I've got a vector and I want to calculate the moving average of it (using a window of width 5).
For instance, if the vector in question is [1,2,3,4,5,6,7,8], then
the first entry of the resulting vector should be the sum of all entries in [1,2,3,4,5] (i.e. 15);
the second entry of the resulting vector should be the sum of all entries in [2,3,4,5,6] (i.e. 20);
etc.
In the end, the resulting vector should be [15,20,25,30]. How can I do that?
The conv function is right up your alley:
>> x = 1:8;
>> y = conv(x, ones(1,5), 'valid')
y =
15 20 25 30
Benchmark
Three answers, three different methods... Here is a quick benchmark (different input sizes, fixed window width of 5) using timeit; feel free to poke holes in it (in the comments) if you think it needs to be refined.
conv emerges as the fastest approach; it's about twice as fast as coin's approach (using filter), and about four times as fast as Luis Mendo's approach (using cumsum).

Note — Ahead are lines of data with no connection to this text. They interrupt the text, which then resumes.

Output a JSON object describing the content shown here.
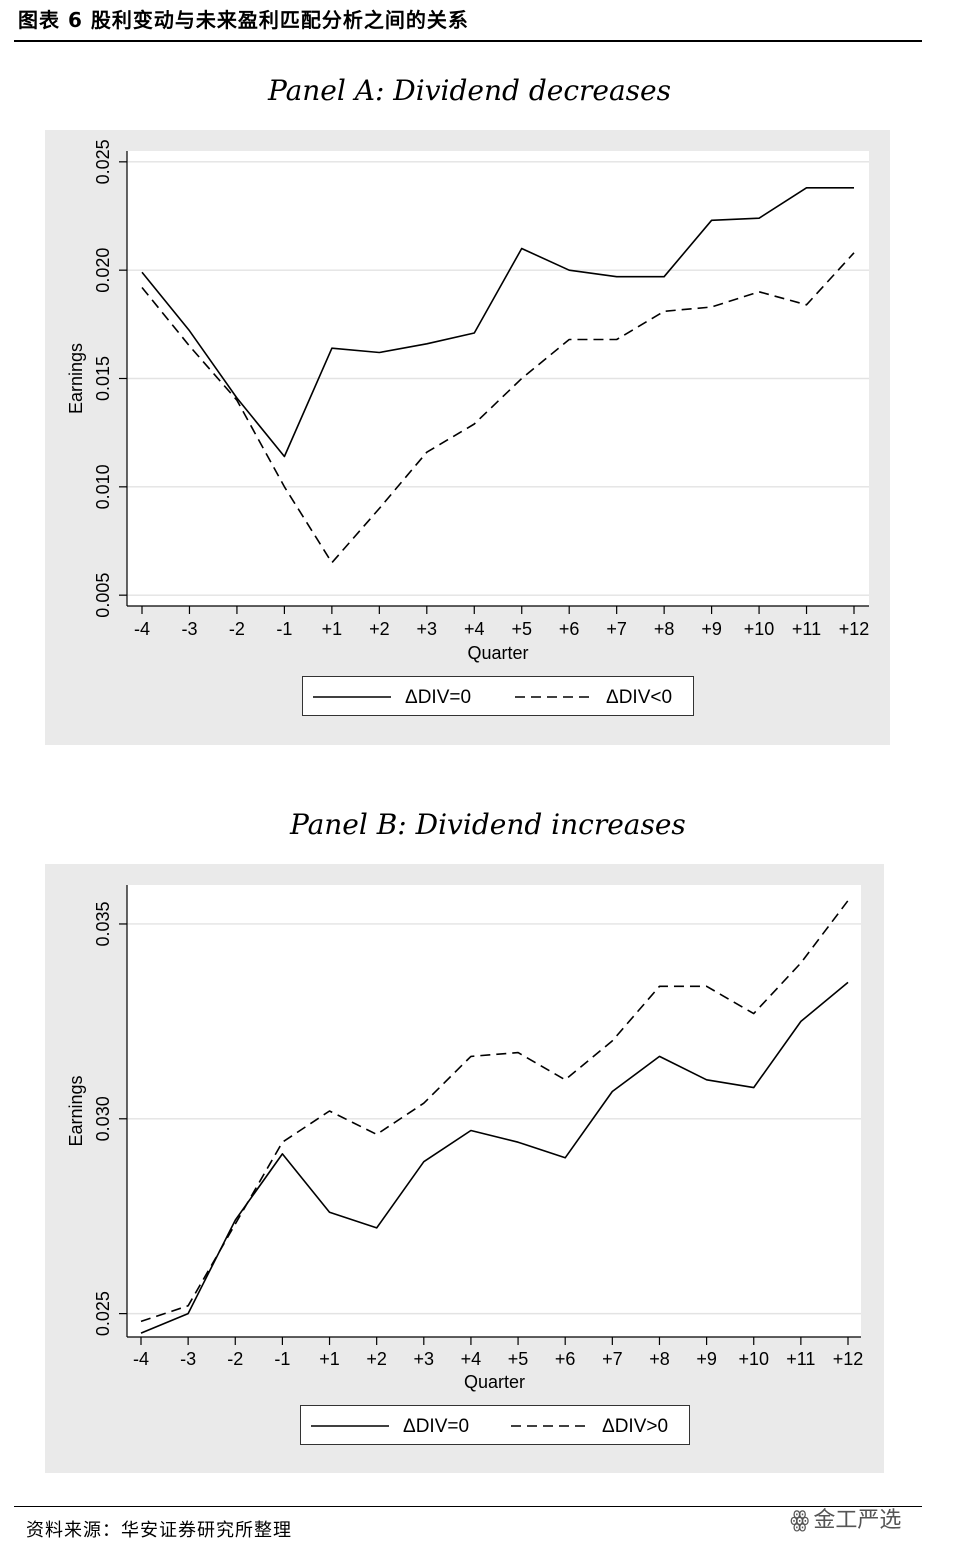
{
  "figure_title": "图表 6 股利变动与未来盈利匹配分析之间的关系",
  "source": "资料来源：华安证券研究所整理",
  "watermark": "金工严选",
  "chart_data": [
    {
      "type": "line",
      "title": "Panel A: Dividend decreases",
      "xlabel": "Quarter",
      "ylabel": "Earnings",
      "categories": [
        "-4",
        "-3",
        "-2",
        "-1",
        "+1",
        "+2",
        "+3",
        "+4",
        "+5",
        "+6",
        "+7",
        "+8",
        "+9",
        "+10",
        "+11",
        "+12"
      ],
      "ylim": [
        0.0045,
        0.0255
      ],
      "yticks": [
        0.005,
        0.01,
        0.015,
        0.02,
        0.025
      ],
      "ytick_labels": [
        "0.005",
        "0.010",
        "0.015",
        "0.020",
        "0.025"
      ],
      "grid": true,
      "legend": "bottom-center",
      "series": [
        {
          "name": "ΔDIV=0",
          "style": "solid",
          "values": [
            0.0199,
            0.0172,
            0.0141,
            0.0114,
            0.0164,
            0.0162,
            0.0166,
            0.0171,
            0.021,
            0.02,
            0.0197,
            0.0197,
            0.0223,
            0.0224,
            0.0238,
            0.0238
          ]
        },
        {
          "name": "ΔDIV<0",
          "style": "dashed",
          "values": [
            0.0192,
            0.0165,
            0.014,
            0.01,
            0.0065,
            0.009,
            0.0116,
            0.0129,
            0.015,
            0.0168,
            0.0168,
            0.0181,
            0.0183,
            0.019,
            0.0184,
            0.0208
          ]
        }
      ]
    },
    {
      "type": "line",
      "title": "Panel B: Dividend increases",
      "xlabel": "Quarter",
      "ylabel": "Earnings",
      "categories": [
        "-4",
        "-3",
        "-2",
        "-1",
        "+1",
        "+2",
        "+3",
        "+4",
        "+5",
        "+6",
        "+7",
        "+8",
        "+9",
        "+10",
        "+11",
        "+12"
      ],
      "ylim": [
        0.0244,
        0.036
      ],
      "yticks": [
        0.025,
        0.03,
        0.035
      ],
      "ytick_labels": [
        "0.025",
        "0.030",
        "0.035"
      ],
      "grid": true,
      "legend": "bottom-center",
      "series": [
        {
          "name": "ΔDIV=0",
          "style": "solid",
          "values": [
            0.0245,
            0.025,
            0.0274,
            0.0291,
            0.0276,
            0.0272,
            0.0289,
            0.0297,
            0.0294,
            0.029,
            0.0307,
            0.0316,
            0.031,
            0.0308,
            0.0325,
            0.0335
          ]
        },
        {
          "name": "ΔDIV>0",
          "style": "dashed",
          "values": [
            0.0248,
            0.0252,
            0.0273,
            0.0294,
            0.0302,
            0.0296,
            0.0304,
            0.0316,
            0.0317,
            0.031,
            0.032,
            0.0334,
            0.0334,
            0.0327,
            0.034,
            0.0356
          ]
        }
      ]
    }
  ]
}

Here is another benchmark (fixed input size of 1e4, different window widths). Here, Luis Mendo's cumsum approach emerges as the clear winner, because its complexity is primarily governed by the length of the input and is insensitive to the width of the window.
Conclusion
To summarize, you should
use the conv approach if your window is relatively small,
use the cumsum approach if your window is relatively large.
Code (for benchmarks)
function benchmark
clear all
w = 5; % moving average window width
u = ones(1, w);
n = logspace(2,6,60); % vector of input sizes for benchmark
t1 = zeros(size(n)); % preallocation of time vectors before the loop
t2 = t1;
th = t1;
for k = 1 : numel(n)
x = rand(1, round(n(k))); % generate random row vector
% Luis Mendo's approach (cumsum)
f = #() luisMendo(w, x);
tf(k) = timeit(f);
% coin's approach (filter)
g = #() coin(w, u, x);
tg(k) = timeit(g);
% Jubobs's approach (conv)
h = #() jubobs(u, x);
th(k) = timeit(h);
end
figure
hold on
plot(n, tf, 'bo')
plot(n, tg, 'ro')
plot(n, th, 'mo')
hold off
xlabel('input size')
ylabel('time (s)')
legend('cumsum', 'filter', 'conv')
end
function y = luisMendo(w,x)
cs = cumsum(x);
y(1,numel(x)-w+1) = 0; %// hackish way to preallocate result
y(1) = cs(w);
y(2:end) = cs(w+1:end) - cs(1:end-w);
end
function y = coin(w,u,x)
y = filter(u, 1, x);
y = y(w:end);
end
function jubobs(u,x)
y = conv(x, u, 'valid');
end
function benchmark2
clear all
w = round(logspace(1,3,31)); % moving average window width
n = 1e4; % vector of input sizes for benchmark
t1 = zeros(size(n)); % preallocation of time vectors before the loop
t2 = t1;
th = t1;
for k = 1 : numel(w)
u = ones(1, w(k));
x = rand(1, n); % generate random row vector
% Luis Mendo's approach (cumsum)
f = #() luisMendo(w(k), x);
tf(k) = timeit(f);
% coin's approach (filter)
g = #() coin(w(k), u, x);
tg(k) = timeit(g);
% Jubobs's approach (conv)
h = #() jubobs(u, x);
th(k) = timeit(h);
end
figure
hold on
plot(w, tf, 'bo')
plot(w, tg, 'ro')
plot(w, th, 'mo')
hold off
xlabel('window size')
ylabel('time (s)')
legend('cumsum', 'filter', 'conv')
end
function y = luisMendo(w,x)
cs = cumsum(x);
y(1,numel(x)-w+1) = 0; %// hackish way to preallocate result
y(1) = cs(w);
y(2:end) = cs(w+1:end) - cs(1:end-w);
end
function y = coin(w,u,x)
y = filter(u, 1, x);
y = y(w:end);
end
function jubobs(u,x)
y = conv(x, u, 'valid');
end
Another possibility is to use cumsum. This approach probably requires fewer operations than conv does:
x = 1:8
n = 5;
cs = cumsum(x);
result = cs(n:end) - [0 cs(1:end-n)];
To save a little time, you can replace the last line by
%// clear result
result(1,numel(x)-n+1) = 0; %// hackish way to preallocate result
result(1) = cs(n);
result(2:end) = cs(n+1:end) - cs(1:end-n);
If you want to preserve the size of your input vector, I suggest using filter
>> x = 1:8;
>> y = filter(ones(1,5), 1, x)
y =
1 3 6 10 15 20 25 30
>> y = (5:end)
y =
15 20 25 30